Reading through this the main take away I got was not to use simple passwords for your ssh connections that are open to access over the internet.

Generally the advice from IPFire is to use long and complex passwords for ssh access but preferably to use Public Key based authentication rather than Password based authentication.

Also don’t create rules to allow ssh access via the internet. If you need to access systems via ssh from a remote location, set up an OpenVPN Roadwarrior tunnel so that any ssh access is only local (but still with Public Key authentication using up to date and strong key exchange, ciphers and MAC’s in your setup.

1 Like

And also

The malware looks under the running user HOME directory for SSH configuration and keys.

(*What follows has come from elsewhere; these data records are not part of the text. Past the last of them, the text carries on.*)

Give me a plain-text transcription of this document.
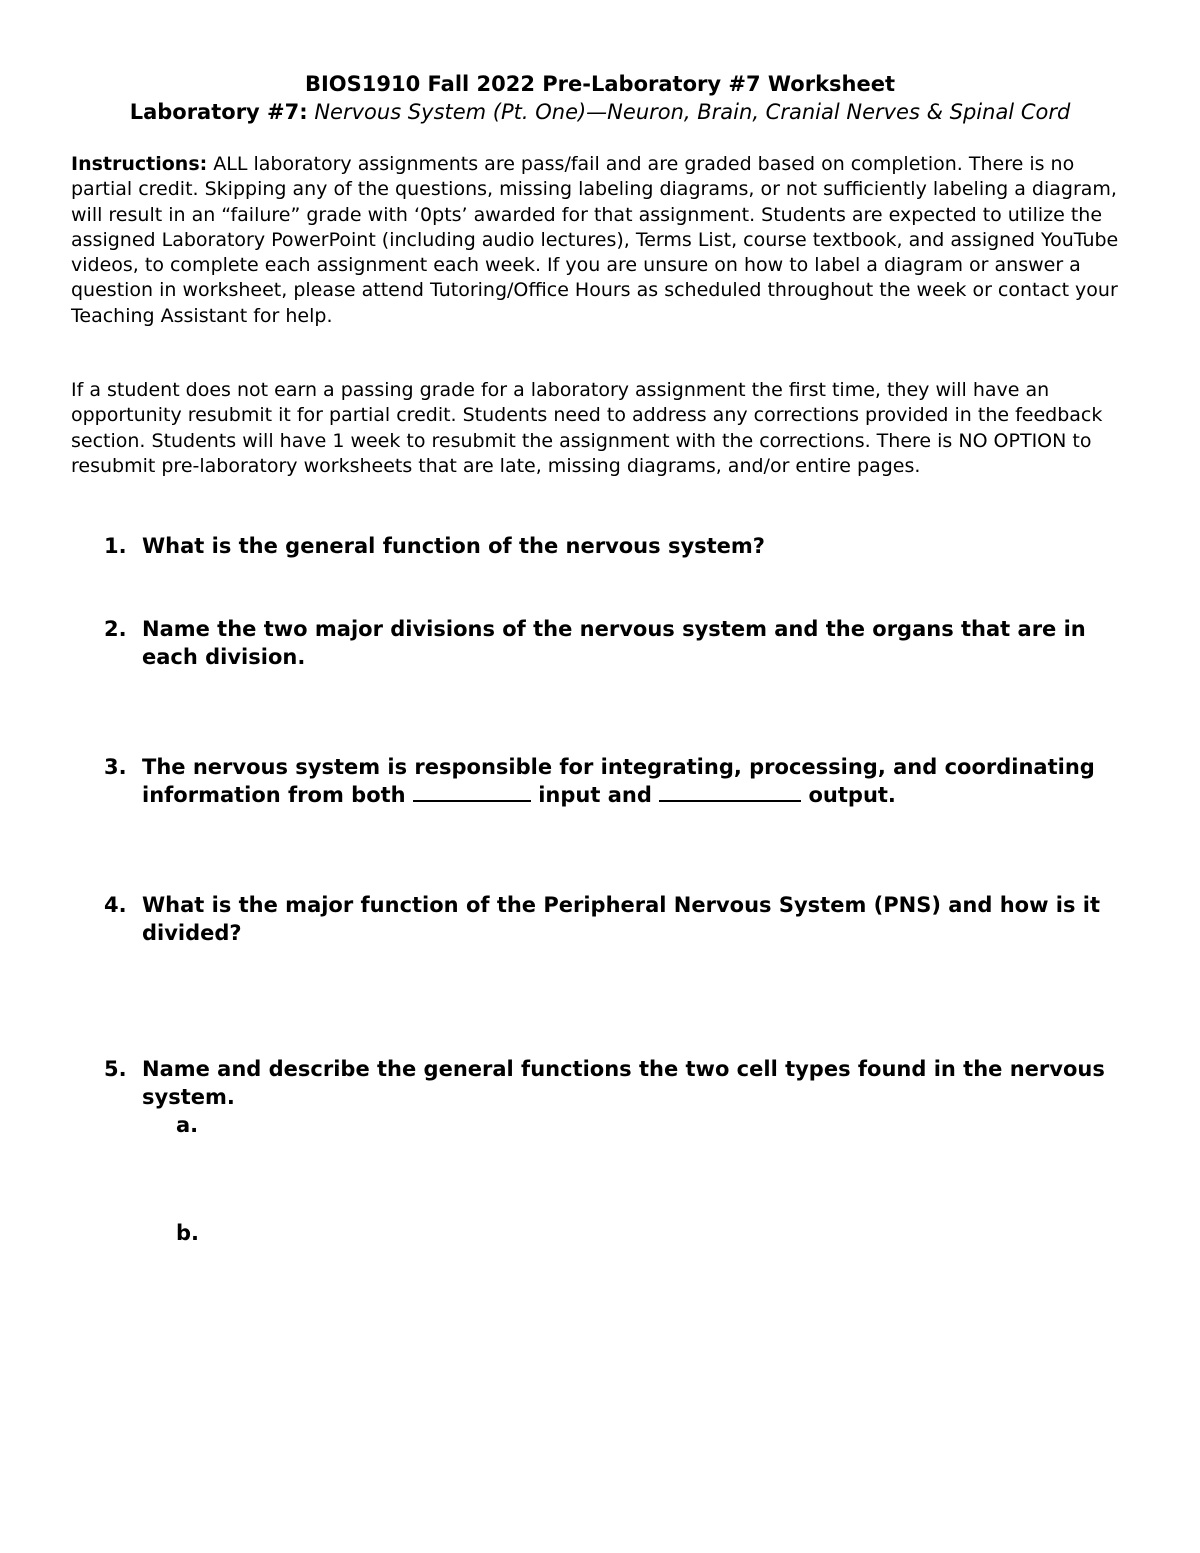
BIOS1910 Fall 2022 Pre-Laboratory #7 Worksheet
Laboratory #7: Nervous System (Pt. One)—Neuron, Brain, Cranial Nerves & Spinal Cord
Instructions: ALL laboratory assignments are pass/fail and are graded based on completion. There is no partial credit. Skipping any of the questions, missing labeling diagrams, or not sufficiently labeling a diagram, will result in an “failure” grade with ‘0pts’ awarded for that assignment. Students are expected to utilize the assigned Laboratory PowerPoint (including audio lectures), Terms List, course textbook, and assigned YouTube videos, to complete each assignment each week. If you are unsure on how to label a diagram or answer a question in worksheet, please attend Tutoring/Office Hours as scheduled throughout the week or contact your Teaching Assistant for help.
If a student does not earn a passing grade for a laboratory assignment the first time, they will have an opportunity resubmit it for partial credit. Students need to address any corrections provided in the feedback section. Students will have 1 week to resubmit the assignment with the corrections. There is NO OPTION to resubmit pre-laboratory worksheets that are late, missing diagrams, and/or entire pages.
1. What is the general function of the nervous system?
2. Name the two major divisions of the nervous system and the organs that are in each division.
3. The nervous system is responsible for integrating, processing, and coordinating information from both	input and	output.
4. What is the major function of the Peripheral Nervous System (PNS) and how is it divided?
5. Name and describe the general functions the two cell types found in the nervous system.
a.
b.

It reads the private key under ~HOME/.ssh/id_rsa and uses it to attempt to authenticate to any IP address found under ~HOME/.ssh/known_hosts. This is a novel credential harvesting method we haven’t seen used in other malware.

Setting “HashKnownHosts yes” in the ssh_config file, should make it harder to read from the known_hosts file.

If the attacker can read your home directory then you are already compromised.

1 Like

Hi,

for the records: This has been the default setting for IPFire’s SSH client since early 2020.

As @bonnietwin rightly pointed out, the effect of this is limited: For automated, not particularly sophisticated attacks, it indeed greatly hampers discovering of potential victims. However, if an attacker is able to monitor activities on a compromised system, it will eventually note which other hosts are accessed through SSH from that machine, and can then go forward with attacking them.

On that note, I’d like to repeat myself (from this post of mine): It appears to be way less effort to proactively secure infrastructure than to get rid of infections, particularly given the rather mature post-exploitation activity we recently see for Linux malware.